I am using sdeint as it is shown in the 2nd example. So multi-dimensional independent driving Wiener processes. Is it possible to save the noise for every dimension/timestep?

[superconvergence]

It is possible to use directly the underlying integrator (sdeint.itoSRI2) which offers an option to explicitly specify Wiener increments (argument dW). You can generate the increments using e.g. numpy.random.randn and from those it is straightforward to calculate the noise.

[mattja]

Yes, superconvergence is right. You pre-generate the noise, then pass it in to itoSRI2() or itoEuler().
You can use the function sdeint.deltaW(n, m, h) to pre-generate the noise increments.
(It just calls numpy.random.normal internally)

But please note that if you want to save enough information so you can replay the same realization of the Wiener process, then storing the increments dW is not enough.

You also need to store a realization of the repeated integrals I
This is because, even if you know that the Wiener process went from point A to point B duing the short time h, there are many different paths it could have taken from A to B during that short time. The repeated integrals will be different depending on which path was taken between time steps in a specific realization.

These repeated integrals I can be pre-generated and stored too, by calling the function sdeint.Ikpw(dW, h) with your pre-generated noise increments. (or similarly Jkpw in the case of a Stratonovich system).

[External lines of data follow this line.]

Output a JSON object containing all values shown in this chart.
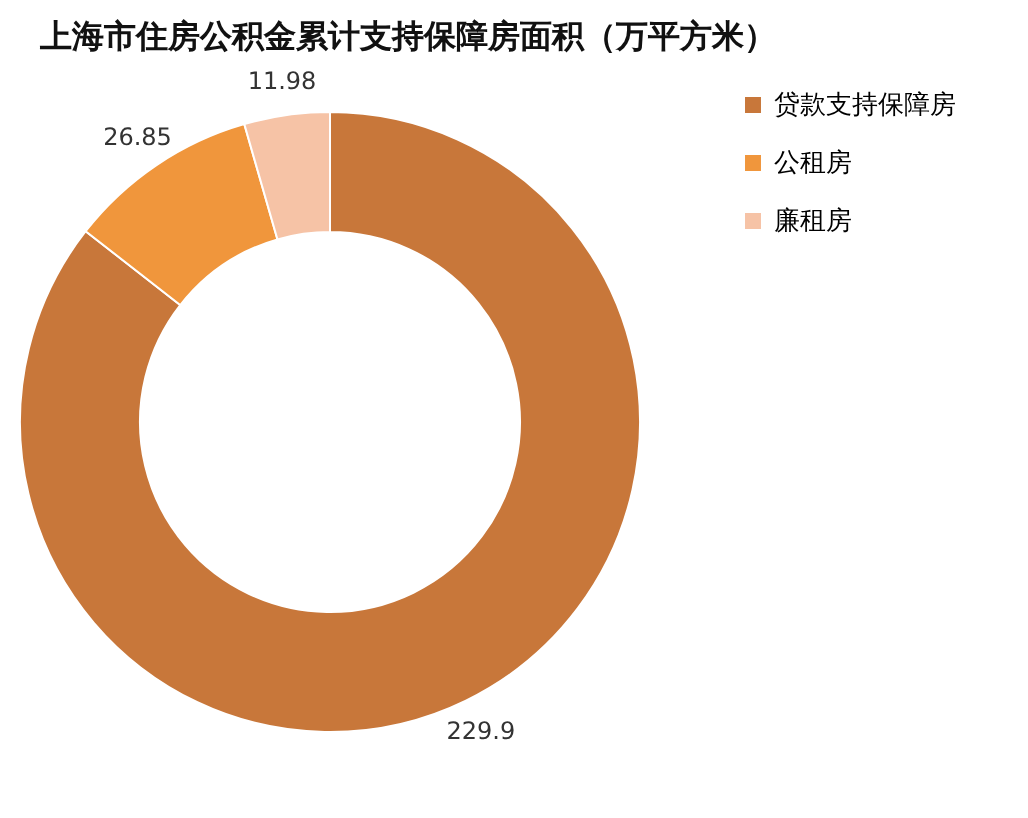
{
  "chart_data": {
    "type": "donut",
    "title": "上海市住房公积金累计支持保障房面积（万平方米）",
    "categories": [
      "贷款支持保障房",
      "公租房",
      "廉租房"
    ],
    "values": [
      229.9,
      26.85,
      11.98
    ],
    "colors": [
      "#c8773a",
      "#f0963c",
      "#f6c3a6"
    ],
    "data_labels": true,
    "legend": "right"
  }
}
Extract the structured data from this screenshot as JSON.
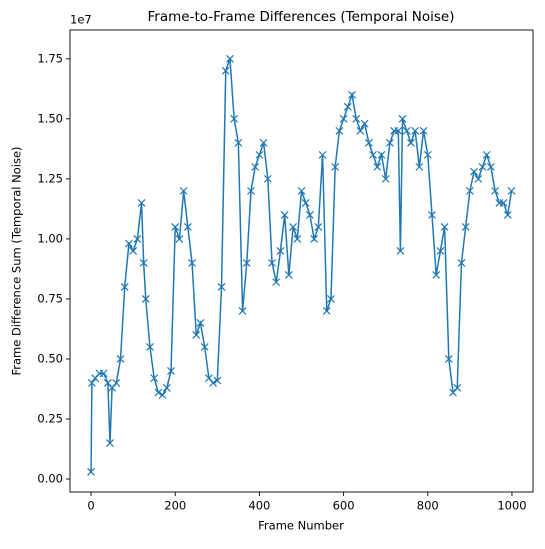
{
  "chart_data": {
    "type": "line",
    "title": "Frame-to-Frame Differences (Temporal Noise)",
    "x_label": "Frame Number",
    "y_label": "Frame Difference Sum (Temporal Noise)",
    "y_offset_label": "1e7",
    "xlim": [
      -50,
      1050
    ],
    "ylim": [
      -0.054,
      1.87
    ],
    "xticks": [
      0,
      200,
      400,
      600,
      800,
      1000
    ],
    "yticks": [
      {
        "value": 0,
        "label": "0.00"
      },
      0.25,
      {
        "value": 0.5,
        "label": "0.50"
      },
      0.75,
      {
        "value": 1,
        "label": "1.00"
      },
      1.25,
      {
        "value": 1.5,
        "label": "1.50"
      },
      1.75
    ],
    "grid": false,
    "series": [
      {
        "color": "#1f77b4",
        "marker": "x",
        "x": [
          0,
          2,
          10,
          20,
          30,
          40,
          45,
          50,
          60,
          70,
          80,
          90,
          100,
          110,
          120,
          125,
          130,
          140,
          150,
          160,
          170,
          180,
          190,
          200,
          210,
          220,
          230,
          240,
          250,
          260,
          270,
          280,
          290,
          300,
          310,
          320,
          330,
          340,
          350,
          360,
          370,
          380,
          390,
          400,
          410,
          420,
          430,
          440,
          450,
          460,
          470,
          480,
          490,
          500,
          510,
          520,
          530,
          540,
          550,
          560,
          570,
          580,
          590,
          600,
          610,
          620,
          630,
          640,
          650,
          660,
          670,
          680,
          690,
          700,
          710,
          720,
          730,
          735,
          740,
          750,
          760,
          770,
          780,
          790,
          800,
          810,
          820,
          830,
          840,
          850,
          860,
          870,
          880,
          890,
          900,
          910,
          920,
          930,
          940,
          950,
          960,
          970,
          980,
          990,
          999
        ],
        "values": [
          0.03,
          0.4,
          0.42,
          0.44,
          0.44,
          0.4,
          0.15,
          0.38,
          0.4,
          0.5,
          0.8,
          0.98,
          0.95,
          1.0,
          1.15,
          0.9,
          0.75,
          0.55,
          0.42,
          0.36,
          0.35,
          0.38,
          0.45,
          1.05,
          1.0,
          1.2,
          1.05,
          0.9,
          0.6,
          0.65,
          0.55,
          0.42,
          0.4,
          0.41,
          0.8,
          1.7,
          1.75,
          1.5,
          1.4,
          0.7,
          0.9,
          1.2,
          1.3,
          1.35,
          1.4,
          1.25,
          0.9,
          0.82,
          0.95,
          1.1,
          0.85,
          1.05,
          1.0,
          1.2,
          1.15,
          1.1,
          1.0,
          1.05,
          1.35,
          0.7,
          0.75,
          1.3,
          1.45,
          1.5,
          1.55,
          1.6,
          1.5,
          1.45,
          1.48,
          1.4,
          1.35,
          1.3,
          1.35,
          1.25,
          1.4,
          1.45,
          1.45,
          0.95,
          1.5,
          1.45,
          1.4,
          1.45,
          1.3,
          1.45,
          1.35,
          1.1,
          0.85,
          0.95,
          1.05,
          0.5,
          0.36,
          0.38,
          0.9,
          1.05,
          1.2,
          1.28,
          1.25,
          1.3,
          1.35,
          1.3,
          1.2,
          1.15,
          1.15,
          1.1,
          1.2
        ]
      }
    ]
  }
}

So if you want to be able to replay the noise process exactly, the example code becomes:

import numpy as np
import sdeint

A = np.array([[-0.5, -2.0],
              [ 2.0, -1.0]])

B = np.diag([0.5, 0.5]) # diagonal, so independent driving Wiener processes

x0 = np.array([3.0, 3.0])

def f(x, t):
    return A.dot(x)
    
def G(x, t):
    return B
    
tspan = np.linspace(0.0, 10.0, 10001)
dW = sdeint.deltaW(10000, 2, 0.001)   # pre-generate Wiener increments
_, I = sdeint.Ikpw(dW, 0.001)  # pre-generate repeated integrals

result = sdeint.itoSRI2(f, G, x0, tspan, dW=dW, I=I)

Then you can save dW and I and re-use them.
You don't need to worry about I if you are using the simple algorithms itoEuler() or stratHeun(). For those, saving the noise increments dW is enough. But any higher-order algorithm will use a realization of repeated integrals I.
Hope this helps.